Youssef’s avowed idol and inspiration, Jon Stewart, pointed out on The Daily Show that he spent much of the eight years of the Bush administration making fun of the President wearing big funny hats- cowboy hats. But Egypt is not the U.S., and never has been. Bassem Youssef would not even have been allowed to go on air with his show under Mubarak, let alone make fun of the President and the Muslim Brotherhood Party week after week. After the revolution of January 2011, Youssef went from doing ten minute video clip spoofs on YouTube to hosting a two-hour, must-see TV show every Friday night, with millions around the Arab world tuning in.
As the popularity of his show grew exponentially every week, Bassem Youssef, a practicing heart surgeon by profession who first started producing his skits in his own basement, went on to host on glossy studio sets on the most widely-watched cable channels in Egypt. He self-consciously modeled himself on his idol Jon Stewart: from Stewart’s mannerisms and self-depreciation to the format of the show to the host’s trademark irreverence and lewd innuendos- par for the course for an American comedian but shocking in a socially conservative country like Egypt.
And like Jon Stewart, Bassem Youssef at his best could be excruciatingly funny while debunking false claims and exposing the hypocrisy of the party in power with the deadly precision of a surgeon’s scalpel. Until the authorities, forced to acknowledge the power of ridicule, were no longer able to ignore him. More than once, he was warned and ordered to cease and desist, to no avail. If, once or twice, his program seemed to be pulling its punches, dissatisfied viewers threatened to tune out in droves, and he returned in full force. Finally Youssef was arrested last week and interrogated, while thousands stood vigil outside the Attorney General’s office and millions more stood vigil on the social media. Even the U.S. Embassy in Egypt tweeted about the topic. And in the U.S., not only Jon Stewart but NBC, CBS, and television world-wide reported on the Bassem Youssef cause celebre.

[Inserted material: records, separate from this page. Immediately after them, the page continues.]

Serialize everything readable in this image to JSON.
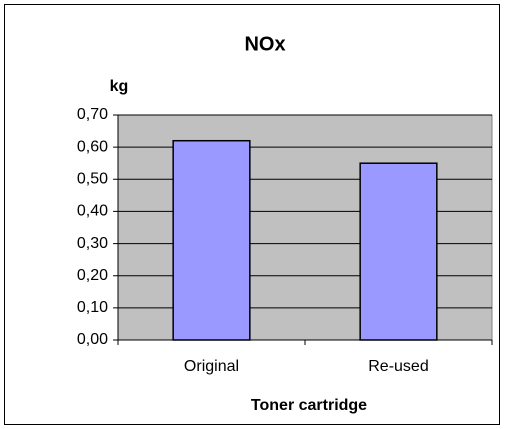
{
  "chart_data": {
    "type": "bar",
    "title": "NOx",
    "y_label": "kg",
    "x_label": "Toner cartridge",
    "categories": [
      "Original",
      "Re-used"
    ],
    "values": [
      0.62,
      0.55
    ],
    "color": "#9999ff",
    "ylim": [
      0,
      0.7
    ],
    "yticks": [
      {
        "value": 0,
        "label": "0,00"
      },
      {
        "value": 0.1,
        "label": "0,10"
      },
      {
        "value": 0.2,
        "label": "0,20"
      },
      {
        "value": 0.3,
        "label": "0,30"
      },
      {
        "value": 0.4,
        "label": "0,40"
      },
      {
        "value": 0.5,
        "label": "0,50"
      },
      {
        "value": 0.6,
        "label": "0,60"
      },
      {
        "value": 0.7,
        "label": "0,70"
      }
    ],
    "grid": true
  }
}
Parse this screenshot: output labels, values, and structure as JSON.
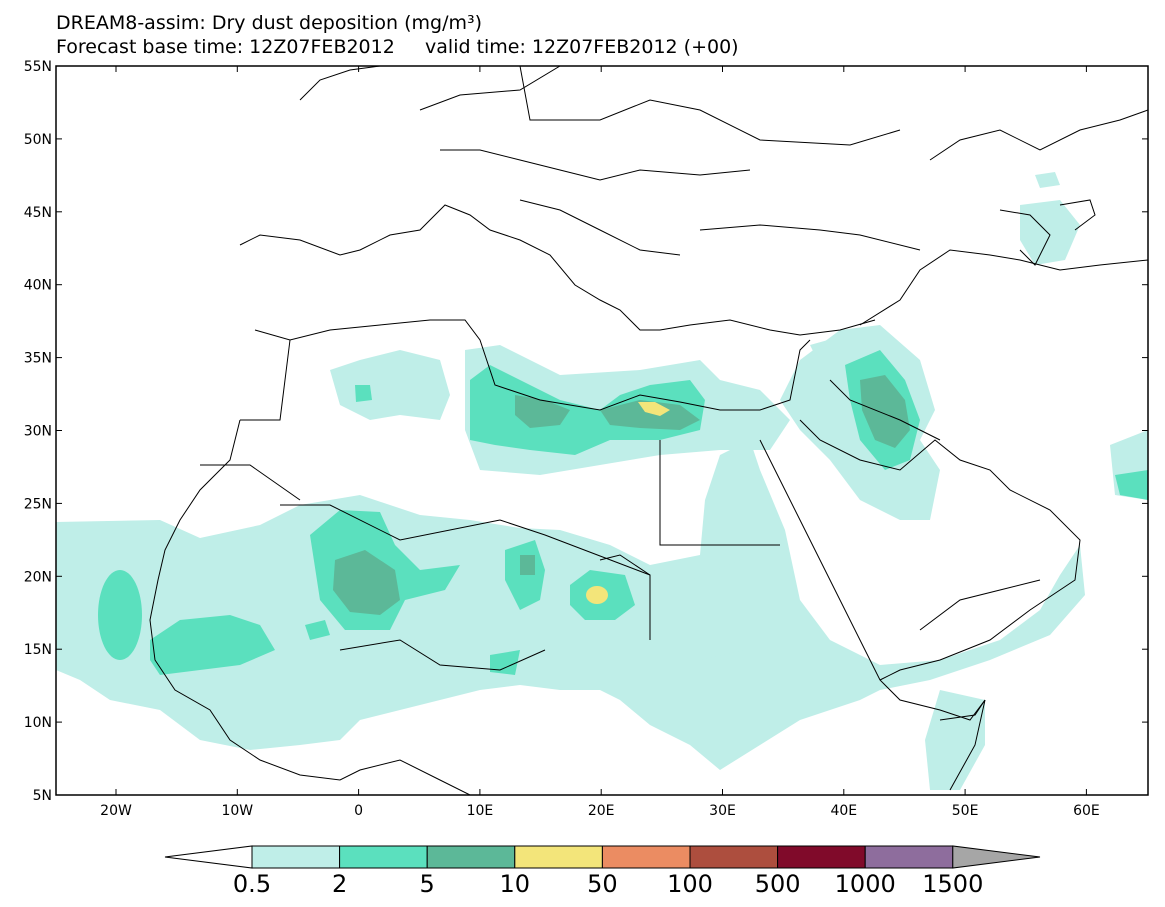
{
  "title_line1": "DREAM8-assim: Dry dust deposition (mg/m³)",
  "title_line2": "Forecast base time: 12Z07FEB2012     valid time: 12Z07FEB2012 (+00)",
  "lat_labels": [
    "55N",
    "50N",
    "45N",
    "40N",
    "35N",
    "30N",
    "25N",
    "20N",
    "15N",
    "10N",
    "5N"
  ],
  "lon_labels": [
    "20W",
    "10W",
    "0",
    "10E",
    "20E",
    "30E",
    "40E",
    "50E",
    "60E"
  ],
  "colorbar": {
    "labels": [
      "0.5",
      "2",
      "5",
      "10",
      "50",
      "100",
      "500",
      "1000",
      "1500"
    ],
    "colors": [
      "#bfeee8",
      "#5be0be",
      "#5cb898",
      "#f3e57a",
      "#eb8c62",
      "#ad4e3e",
      "#800a2a",
      "#8e6d9d"
    ],
    "under_color": "#ffffff",
    "over_color": "#a6a6a6"
  },
  "colors": {
    "c1": "#bfeee8",
    "c2": "#5be0be",
    "c3": "#5cb898",
    "c4": "#f3e57a"
  }
}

 No doubt domestic and international pressure played their part in the decision of the Attorney General to release Youssef. That same night, Bassem Youssef put on a show that pulled no punches. But he was the first to acknowledge that he had the luxury of relative impunity on account of his celebrity, and if that were lifted, so would his immunity. And he acknowledged, by name, the many dissident media figures now in jail who were victims of the public’s fickle span of attention. If you forget them and don’t speak out for them, he said, one day no one will speak out for you. He seemed to be speaking for himself.